U.S. stocks rose modestly on Wednesday as traders positioned themselves ahead of the Federal Reserve’s upcoming rate decision and reacted to fresh signals of diplomatic movement between the U.S. and Iran. The Dow Jones Industrial Average gained 118 points (0.3%), while the S&P 500 and Nasdaq Composite advanced 0.4% and 0.5%, respectively.

All eyes are on the Fed’s policy announcement at 2 p.m. ET, where the central bank is widely expected to keep interest rates unchanged. However, markets are closely watching Fed Chair Jerome Powell’s remarks and the release of the updated “dot plot,” which reflects members’ projections for future rate paths.

Middle East tensions show signs of easing

Markets also responded to comments from President Donald Trump, who said Wednesday that Iran signaled willingness to negotiate. Speaking outside the White House, Trump stated, “They even suggested that they come to the White House. That’s courageous.”

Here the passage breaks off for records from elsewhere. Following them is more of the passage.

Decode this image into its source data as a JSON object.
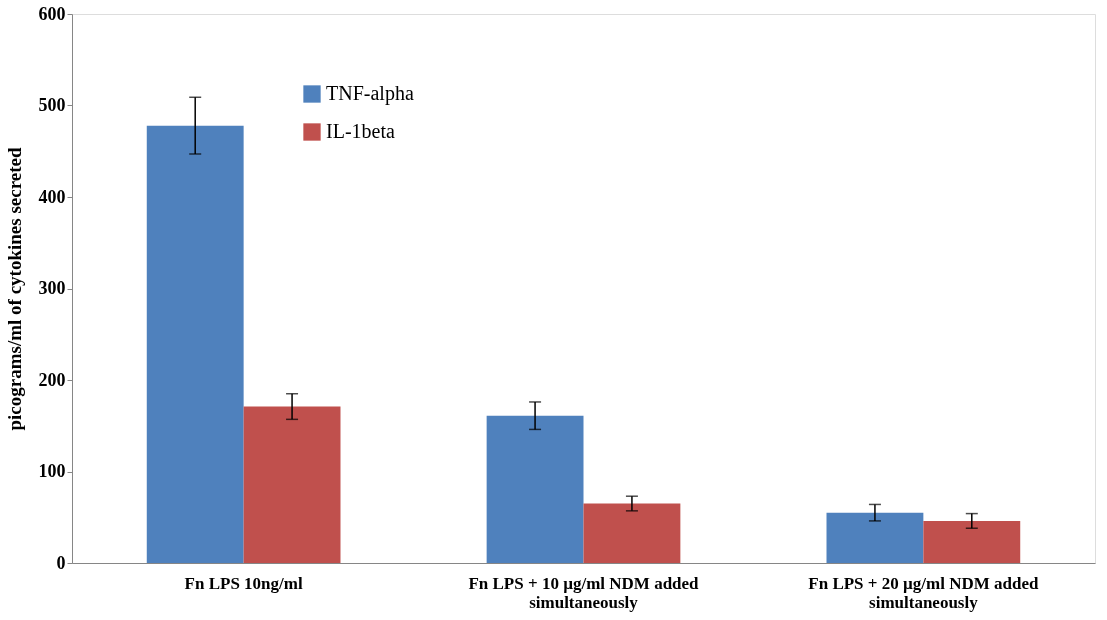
{
  "chart_data": {
    "type": "bar",
    "ylabel": "picograms/ml of cytokines secreted",
    "categories": [
      "Fn LPS 10ng/ml",
      "Fn LPS + 10 µg/ml NDM added\nsimultaneously",
      "Fn LPS + 20 µg/ml NDM added\nsimultaneously"
    ],
    "series": [
      {
        "name": "TNF-alpha",
        "color": "#4f81bd",
        "values": [
          478,
          161,
          55
        ],
        "errors": [
          31,
          15,
          9
        ]
      },
      {
        "name": "IL-1beta",
        "color": "#c0504d",
        "values": [
          171,
          65,
          46
        ],
        "errors": [
          14,
          8,
          8
        ]
      }
    ],
    "ylim": [
      0,
      600
    ],
    "yticks": [
      0,
      100,
      200,
      300,
      400,
      500,
      600
    ],
    "grid": false,
    "legend": "top left"
  }
}
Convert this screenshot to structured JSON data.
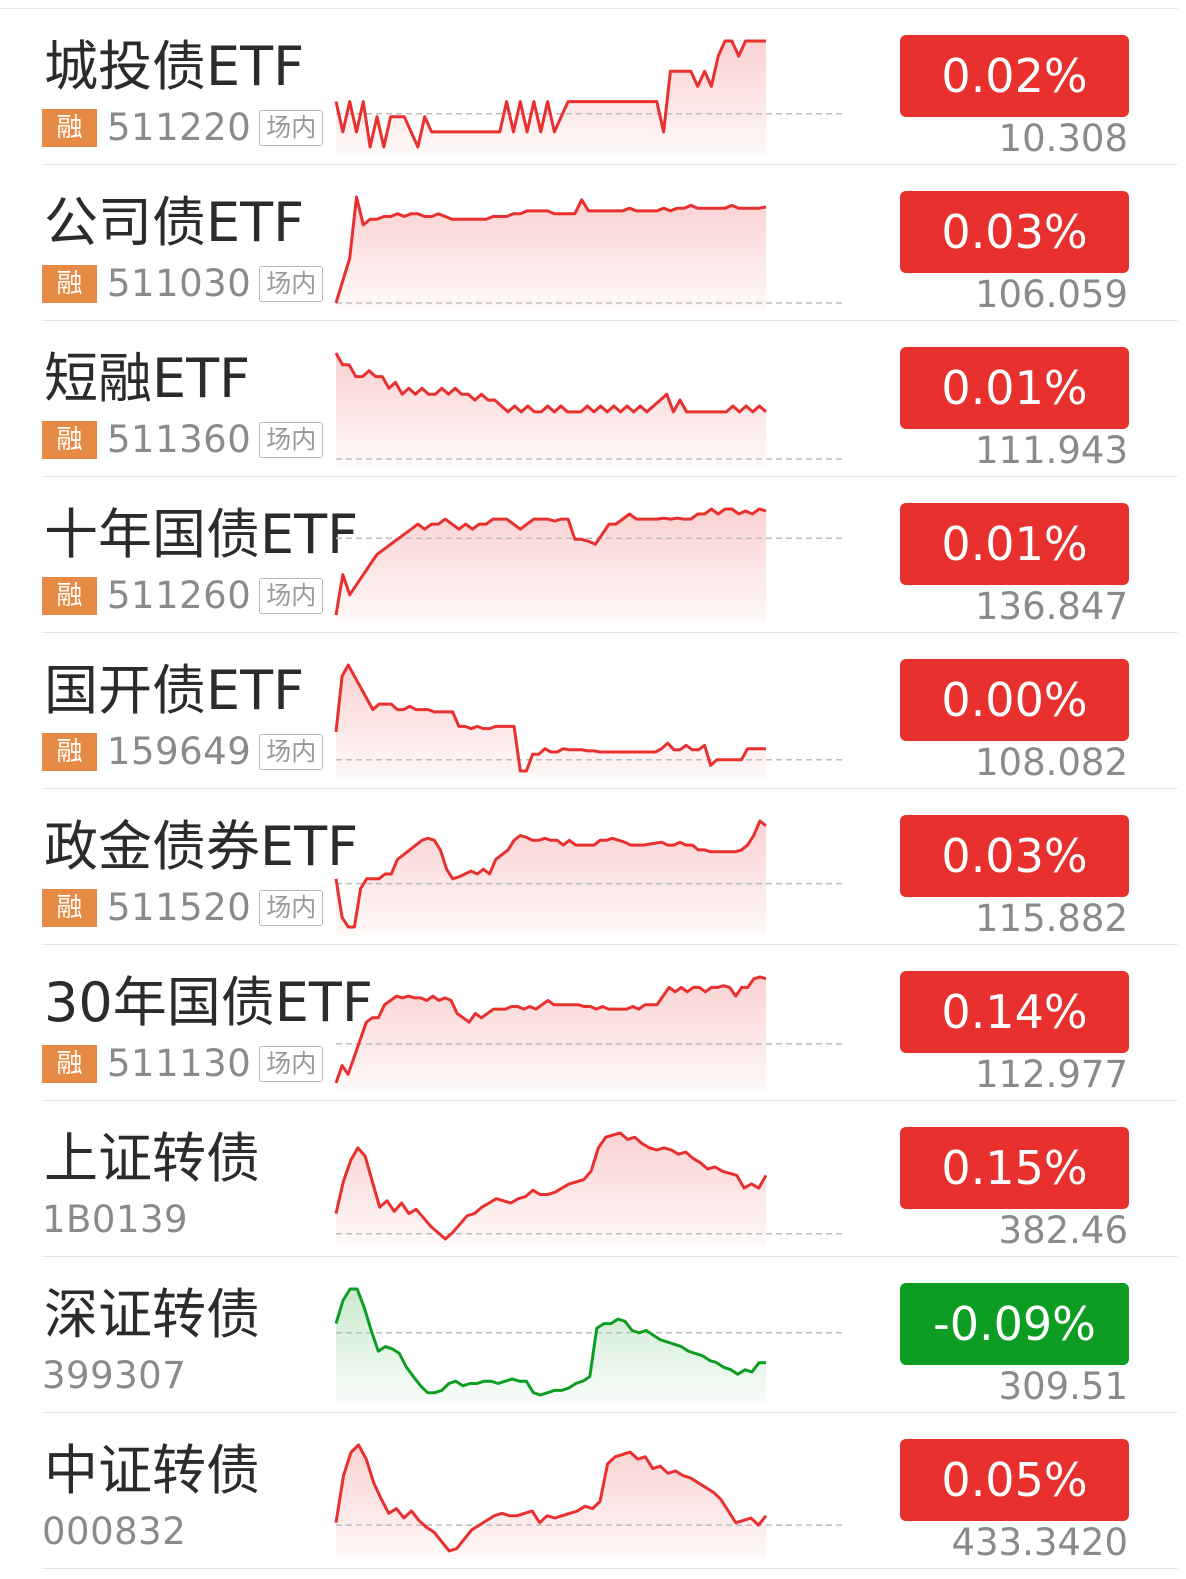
{
  "colors": {
    "up": "#e8302f",
    "down": "#0e9d23",
    "rong_bg": "#e68a45"
  },
  "rows": [
    {
      "name": "城投债ETF",
      "rong": "融",
      "code": "511220",
      "venue": "场内",
      "change": "0.02%",
      "price": "10.308",
      "trend": "up",
      "spark": [
        3,
        1,
        3,
        1,
        3,
        0,
        2,
        0,
        2,
        2,
        2,
        1,
        0,
        2,
        1,
        1,
        1,
        1,
        1,
        1,
        1,
        1,
        1,
        1,
        1,
        3,
        1,
        3,
        1,
        3,
        1,
        3,
        1,
        2,
        3,
        3,
        3,
        3,
        3,
        3,
        3,
        3,
        3,
        3,
        3,
        3,
        3,
        3,
        1,
        5,
        5,
        5,
        5,
        4,
        5,
        4,
        6,
        7,
        7,
        6,
        7,
        7,
        7,
        7
      ],
      "base": 2.2
    },
    {
      "name": "公司债ETF",
      "rong": "融",
      "code": "511030",
      "venue": "场内",
      "change": "0.03%",
      "price": "106.059",
      "trend": "up",
      "spark": [
        0,
        4,
        8,
        19,
        14,
        15,
        15,
        15.5,
        15.5,
        16,
        15.5,
        16,
        16,
        15.5,
        15.5,
        16,
        15.5,
        15,
        15,
        15,
        15,
        15,
        15,
        15.5,
        15.5,
        15.5,
        16,
        16,
        16.5,
        16.5,
        16.5,
        16.5,
        16,
        16,
        16,
        16,
        18.5,
        16.5,
        16.5,
        16.5,
        16.5,
        16.5,
        16.5,
        17,
        16.5,
        16.5,
        16.5,
        16.5,
        17,
        16.5,
        17,
        17,
        17.5,
        17,
        17,
        17,
        17,
        17,
        17.5,
        17,
        17,
        17,
        17,
        17.2
      ],
      "base": 0
    },
    {
      "name": "短融ETF",
      "rong": "融",
      "code": "511360",
      "venue": "场内",
      "change": "0.01%",
      "price": "111.943",
      "trend": "up",
      "spark": [
        9,
        8,
        8,
        7,
        7,
        7.5,
        7,
        7,
        6,
        6.5,
        5.5,
        6,
        5.5,
        6,
        5.5,
        5.5,
        6,
        5.5,
        6,
        5.5,
        5.5,
        5,
        5.5,
        5,
        5,
        4.5,
        4,
        4.5,
        4,
        4.5,
        4,
        4,
        4.5,
        4,
        4.5,
        4,
        4,
        4,
        4.5,
        4,
        4.5,
        4,
        4.5,
        4,
        4.5,
        4,
        4.5,
        4,
        4.5,
        5,
        5.5,
        4,
        5,
        4,
        4,
        4,
        4,
        4,
        4,
        4,
        4.5,
        4,
        4.5,
        4,
        4.5,
        4
      ],
      "base": 0
    },
    {
      "name": "十年国债ETF",
      "rong": "融",
      "code": "511260",
      "venue": "场内",
      "change": "0.01%",
      "price": "136.847",
      "trend": "up",
      "spark": [
        0,
        4,
        2,
        3,
        4,
        5,
        6,
        6.5,
        7,
        7.5,
        8,
        8.5,
        9,
        8.5,
        9,
        9,
        9.5,
        9,
        8.5,
        9,
        8.5,
        9,
        9,
        9.5,
        9.5,
        9.5,
        9,
        8.5,
        9,
        9.5,
        9.5,
        9.5,
        9.3,
        9.5,
        9.5,
        7.5,
        7.5,
        7.3,
        7,
        8,
        9,
        9,
        9.5,
        10,
        9.5,
        9.5,
        9.5,
        9.5,
        9.6,
        9.5,
        9.6,
        9.5,
        9.5,
        10,
        10,
        10.5,
        10,
        10.5,
        10.5,
        10,
        10.3,
        10,
        10.5,
        10.3
      ],
      "base": 7.6
    },
    {
      "name": "国开债ETF",
      "rong": "融",
      "code": "159649",
      "venue": "场内",
      "change": "0.00%",
      "price": "108.082",
      "trend": "up",
      "spark": [
        4,
        9,
        10,
        9,
        8,
        7,
        6,
        6.5,
        6.5,
        6.5,
        6,
        6,
        6.3,
        6,
        6,
        6,
        5.8,
        5.8,
        5.8,
        5.8,
        4.5,
        4.5,
        4.3,
        4.5,
        4.3,
        4.3,
        4.5,
        4.5,
        4.5,
        4.5,
        0.5,
        0.5,
        2,
        2,
        2.5,
        2.2,
        2.2,
        2.5,
        2.4,
        2.4,
        2.4,
        2.3,
        2.3,
        2.2,
        2.2,
        2.2,
        2.2,
        2.2,
        2.2,
        2.2,
        2.2,
        2.2,
        2.2,
        2.5,
        3,
        2.4,
        2.4,
        2.8,
        2.4,
        2.4,
        2.8,
        1,
        1.5,
        1.5,
        1.5,
        1.5,
        1.5,
        2.5,
        2.5,
        2.5,
        2.5
      ],
      "base": 1.5
    },
    {
      "name": "政金债券ETF",
      "rong": "融",
      "code": "511520",
      "venue": "场内",
      "change": "0.03%",
      "price": "115.882",
      "trend": "up",
      "spark": [
        5,
        1,
        0,
        0,
        4,
        5,
        5,
        5,
        5.5,
        5.5,
        7,
        7.5,
        8,
        8.5,
        9,
        9.2,
        9,
        8,
        6,
        5,
        5.2,
        5.5,
        5.8,
        5.5,
        6,
        5.5,
        7,
        7.5,
        8,
        9,
        9.5,
        9.3,
        9,
        9,
        9.2,
        9,
        9,
        8.5,
        9,
        8.5,
        8.5,
        8.5,
        8.5,
        9,
        9,
        9.2,
        9,
        8.8,
        8.5,
        8.5,
        8.5,
        8.6,
        8.7,
        8.8,
        8.5,
        8.5,
        8.8,
        8.5,
        8.5,
        8,
        8,
        7.8,
        7.8,
        7.8,
        7.8,
        7.8,
        8,
        8.5,
        9.5,
        11,
        10.5
      ],
      "base": 4.5
    },
    {
      "name": "30年国债ETF",
      "rong": "融",
      "code": "511130",
      "venue": "场内",
      "change": "0.14%",
      "price": "112.977",
      "trend": "up",
      "spark": [
        0,
        2,
        1,
        3,
        5,
        7,
        7.5,
        7.5,
        9,
        9.5,
        10,
        9.8,
        10,
        9.8,
        9.8,
        9.5,
        10,
        9.5,
        9.8,
        9.5,
        8,
        7.5,
        7,
        8,
        7.5,
        8,
        8.5,
        8.5,
        8.5,
        8.8,
        8.8,
        8.5,
        8.8,
        8.5,
        9,
        9.5,
        9,
        9,
        9,
        9,
        9,
        8.8,
        8.8,
        8.5,
        8.8,
        8.5,
        8.5,
        8.5,
        8.5,
        8.8,
        8.5,
        9,
        9,
        9,
        10,
        11,
        10.5,
        11,
        10.5,
        11,
        11,
        10.5,
        11,
        11,
        11.2,
        11,
        10,
        11,
        11,
        12,
        12.2,
        12
      ],
      "base": 4.5
    },
    {
      "name": "上证转债",
      "rong": "",
      "code": "1B0139",
      "venue": "",
      "change": "0.15%",
      "price": "382.46",
      "trend": "up",
      "spark": [
        1.5,
        3,
        4,
        4.6,
        4.2,
        3,
        1.8,
        2.1,
        1.6,
        2,
        1.5,
        1.7,
        1.3,
        0.9,
        0.6,
        0.3,
        0.6,
        1,
        1.4,
        1.5,
        1.8,
        2,
        2.2,
        2.1,
        2,
        2.2,
        2.3,
        2.6,
        2.4,
        2.4,
        2.5,
        2.7,
        2.9,
        3,
        3.1,
        3.5,
        4.6,
        5.1,
        5.2,
        5.3,
        5,
        5.1,
        4.8,
        4.6,
        4.5,
        4.6,
        4.5,
        4.3,
        4.4,
        4.1,
        3.9,
        3.6,
        3.7,
        3.5,
        3.4,
        3.3,
        2.7,
        2.9,
        2.7,
        3.3
      ],
      "base": 0.55
    },
    {
      "name": "深证转债",
      "rong": "",
      "code": "399307",
      "venue": "",
      "change": "-0.09%",
      "price": "309.51",
      "trend": "down",
      "spark": [
        3.5,
        4.5,
        5,
        5,
        4.2,
        3.2,
        2.3,
        2.5,
        2.4,
        2.2,
        1.6,
        1.2,
        0.8,
        0.5,
        0.5,
        0.6,
        0.9,
        1,
        0.8,
        0.9,
        0.9,
        1,
        1,
        0.9,
        1,
        1.1,
        1,
        1,
        0.5,
        0.4,
        0.5,
        0.6,
        0.6,
        0.7,
        0.9,
        1,
        1.2,
        3.3,
        3.5,
        3.5,
        3.7,
        3.6,
        3.2,
        3.1,
        3.2,
        3,
        2.8,
        2.7,
        2.6,
        2.5,
        2.3,
        2.2,
        2.1,
        1.9,
        1.8,
        1.6,
        1.5,
        1.3,
        1.5,
        1.4,
        1.8,
        1.8
      ],
      "base": 3.1
    },
    {
      "name": "中证转债",
      "rong": "",
      "code": "000832",
      "venue": "",
      "change": "0.05%",
      "price": "433.3420",
      "trend": "up",
      "spark": [
        1.5,
        3.5,
        4.5,
        4.8,
        4.2,
        3.2,
        2.5,
        1.9,
        2.1,
        1.7,
        2,
        1.6,
        1.3,
        1.1,
        0.7,
        0.3,
        0.4,
        0.8,
        1.2,
        1.4,
        1.6,
        1.8,
        1.9,
        1.8,
        1.8,
        1.9,
        2,
        1.5,
        1.8,
        1.7,
        1.8,
        1.9,
        2,
        2.2,
        2.1,
        2.4,
        4,
        4.3,
        4.4,
        4.5,
        4.2,
        4.3,
        3.8,
        3.9,
        3.6,
        3.7,
        3.5,
        3.4,
        3.2,
        3,
        2.8,
        2.5,
        2,
        1.5,
        1.6,
        1.7,
        1.4,
        1.8
      ],
      "base": 1.4
    }
  ]
}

The news pushed oil prices lower and gave equities a lift. Traders had grown increasingly anxious earlier this week as military tensions between Israel and Iran escalated. On Wednesday, Iranian Supreme Leader Ayatollah Ali Khamenei warned the U.S. against intervening, saying it would face “irreparable damage.”

Trump’s Tuesday social media post demanding “UNCONDITIONAL SURRENDER!” from Iran added to the uncertainty. He also warned that the U.S. knows the Iranian leader’s location but would not strike “for now.”

Markets appear resilient despite global risks

Despite the volatility, investors appear to be maintaining confidence. “The market just seems very keen to fade geopolitical risk,” said Zachary Hill, head of portfolio management at Horizon Investments. “That has been historically the right thing to do, so I think that’s kind of what’s driving us so far today.”

Geopolitical tensions are colliding with shifting monetary policy expectations. Recent inflation data and soft retail figures have complicated the outlook for the Fed, which is trying to assess whether it can still cut rates later this year without fueling inflation.